Yeah. If you look at previous versions of this patchset, it contains
Rust code for performing exactly that dance. I was asked to drop it
from the patch series, though.

> Incidentally, I'm very tempted to unexport close_fd(); in addition to
> being a source of bugs when called from ioctl on user-supplied descriptor
> it encourages racy crap - just look at e.g. 1819200166ce
> "drm/amdkfd: Export DMABufs from KFD using GEM handles", where we
> call drm_gem_prime_handle_to_fd(), immediately followed by
> dmabuf = dma_buf_get(fd);
> close_fd(fd);
> dup2() from another thread with guessed descriptor number as target and
> you've got a problem... It's not a violation of fdget() use rules
> (it is called from ioctl, but descriptor is guaranteed to be different
> from the one passed to ioctl(2)), but it's still wrong. Would take
> some work, though...

Wait, what's going on there? It adds the fd and then immediately
removes it again, or?

> "Detaching from the table" bit also needs documenting, BTW. If you look
> at that thing, you'll see that current->files is converted to fl_owner_t,
> which is an opaque pointer. What happens is that dnotify and POSIX lock
> use current->files as opaque tags (->dn_owner and ->flc_owner resp.) and
> filp_close() (well, filp_flush() these days) needs to be called to
> purge all of those associated with given struct file and given tag value.

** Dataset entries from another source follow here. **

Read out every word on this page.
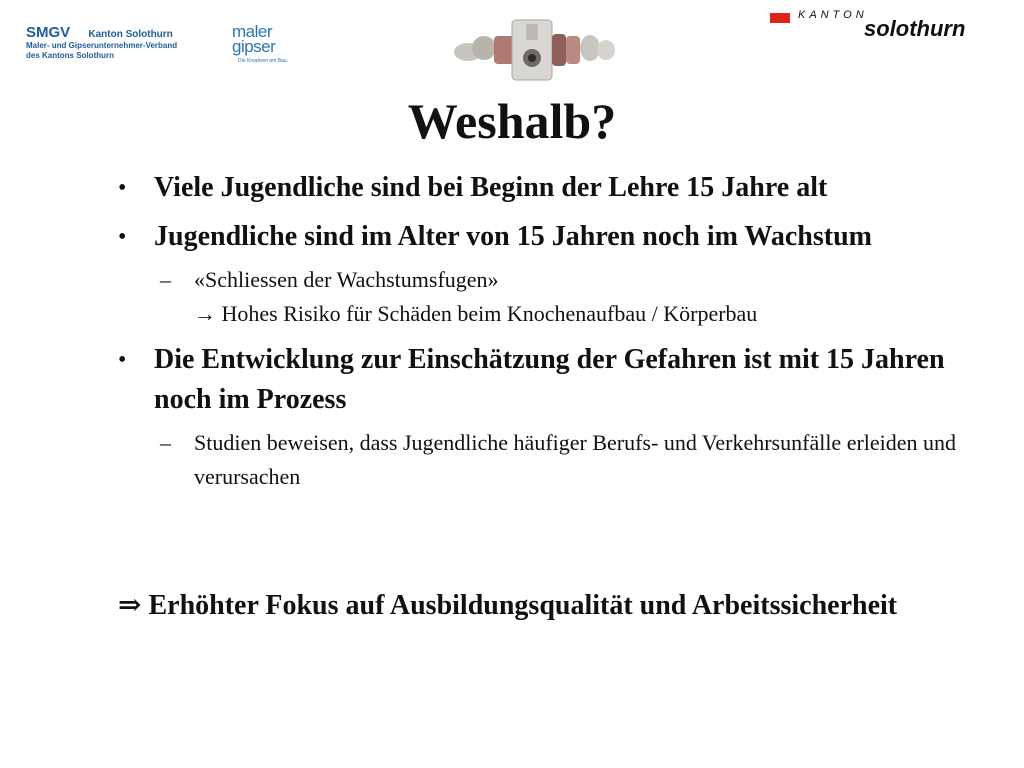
SMGV Kanton Solothurn
Maler- und Gipserunternehmer-Verband
des Kantons Solothurn
maler
gipser
Die Kreativen am Bau.
KANTON
solothurn
Weshalb?
• Viele Jugendliche sind bei Beginn der Lehre 15 Jahre alt
• Jugendliche sind im Alter von 15 Jahren noch im Wachstum
– «Schliessen der Wachstumsfugen»
→ Hohes Risiko für Schäden beim Knochenaufbau / Körperbau
• Die Entwicklung zur Einschätzung der Gefahren ist mit 15 Jahren noch im Prozess
– Studien beweisen, dass Jugendliche häufiger Berufs- und Verkehrsunfälle erleiden und verursachen
⇒ Erhöhter Fokus auf Ausbildungsqualität und Arbeitssicherheit
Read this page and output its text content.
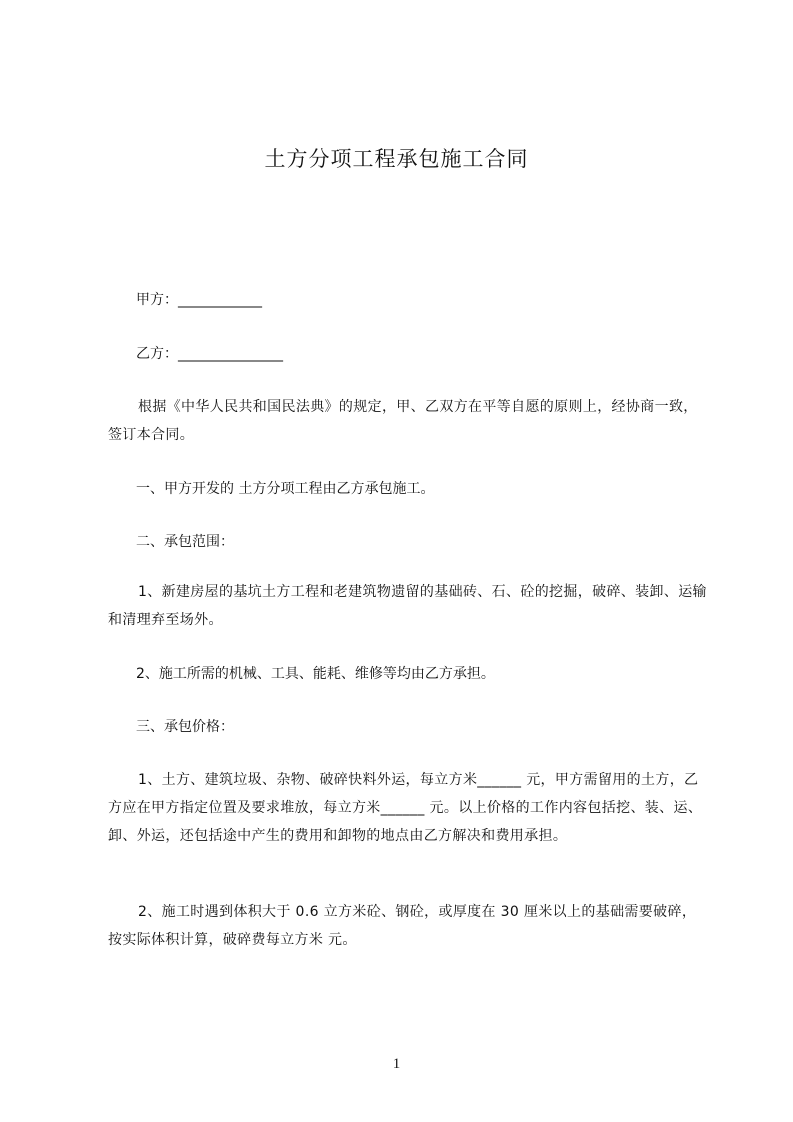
土方分项工程承包施工合同

甲方：____________

乙方：_______________

根据《中华人民共和国民法典》的规定，甲、乙双方在平等自愿的原则上，经协商一致，签订本合同。

一、甲方开发的 土方分项工程由乙方承包施工。

二、承包范围：

1、新建房屋的基坑土方工程和老建筑物遗留的基础砖、石、砼的挖掘，破碎、装卸、运输和清理弃至场外。

2、施工所需的机械、工具、能耗、维修等均由乙方承担。

三、承包价格：

1、土方、建筑垃圾、杂物、破碎快料外运，每立方米______ 元，甲方需留用的土方，乙方应在甲方指定位置及要求堆放，每立方米______ 元。以上价格的工作内容包括挖、装、运、卸、外运，还包括途中产生的费用和卸物的地点由乙方解决和费用承担。

2、施工时遇到体积大于 0.6 立方米砼、钢砼，或厚度在 30 厘米以上的基础需要破碎，按实际体积计算，破碎费每立方米 元。

1
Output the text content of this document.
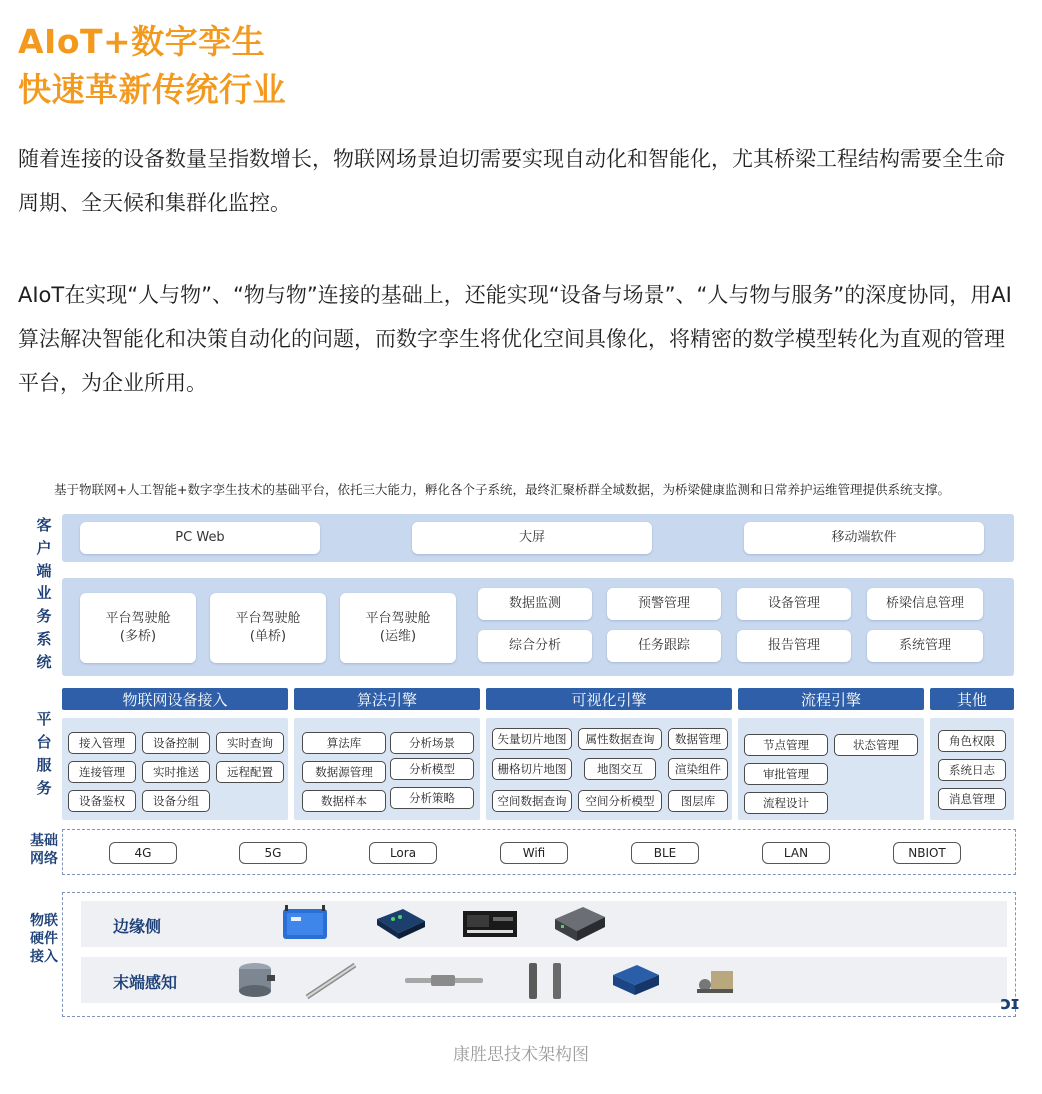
AIoT+数字孪生
快速革新传统行业
随着连接的设备数量呈指数增长，物联网场景迫切需要实现自动化和智能化，尤其桥梁工程结构需要全生命周期、全天候和集群化监控。
AIoT在实现“人与物”、“物与物”连接的基础上，还能实现“设备与场景”、“人与物与服务”的深度协同，用AI算法解决智能化和决策自动化的问题，而数字孪生将优化空间具像化，将精密的数学模型转化为直观的管理平台，为企业所用。
基于物联网+人工智能+数字孪生技术的基础平台，依托三大能力，孵化各个子系统，最终汇聚桥群全域数据，为桥梁健康监测和日常养护运维管理提供系统支撑。
客
户
端
PC Web	大屏	移动端软件
业
务
系
统
平台驾驶舱
(多桥)
平台驾驶舱
(单桥)
平台驾驶舱
(运维)
数据监测	预警管理	设备管理	桥梁信息管理
综合分析	任务跟踪	报告管理	系统管理
平
台
服
务
物联网设备接入	算法引擎	可视化引擎	流程引擎	其他
接入管理	设备控制	实时查询
连接管理	实时推送	远程配置
设备鉴权	设备分组
算法库	分析场景
数据源管理	分析模型
数据样本	分析策略
矢量切片地图	属性数据查询	数据管理
栅格切片地图	地图交互	渲染组件
空间数据查询	空间分析模型	图层库
节点管理	状态管理
审批管理
流程设计
角色权限
系统日志
消息管理
基础
网络	4G	5G	Lora	Wifi	BLE	LAN	NBIOT
物联
硬件
接入
边缘侧
末端感知
ɔɪ
康胜思技术架构图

Ah, yes, fl_owner_t being a void pointer rather than having a proper
type caused a bug in an early version of Rust Binder ...

Alice

> That needs to be done between removal of file reference from table and
> destruction of the table itself and it guarantees that those opaque references
> won't outlive the table (more importantly, don't survive until a different
> files_struct instance is allocated at the same address).
>
> [*] NB: might make sense to export filp_flush(), since that's what this
> sequence boils down to. We really need a better identifier, though -
> "filp" part is a leftover from OSDI, AFAICT; that's a hungarism for
> "file pointer" and it makes no sense. file_flush() would be better,
> IMO - or flush_file(), for that matter.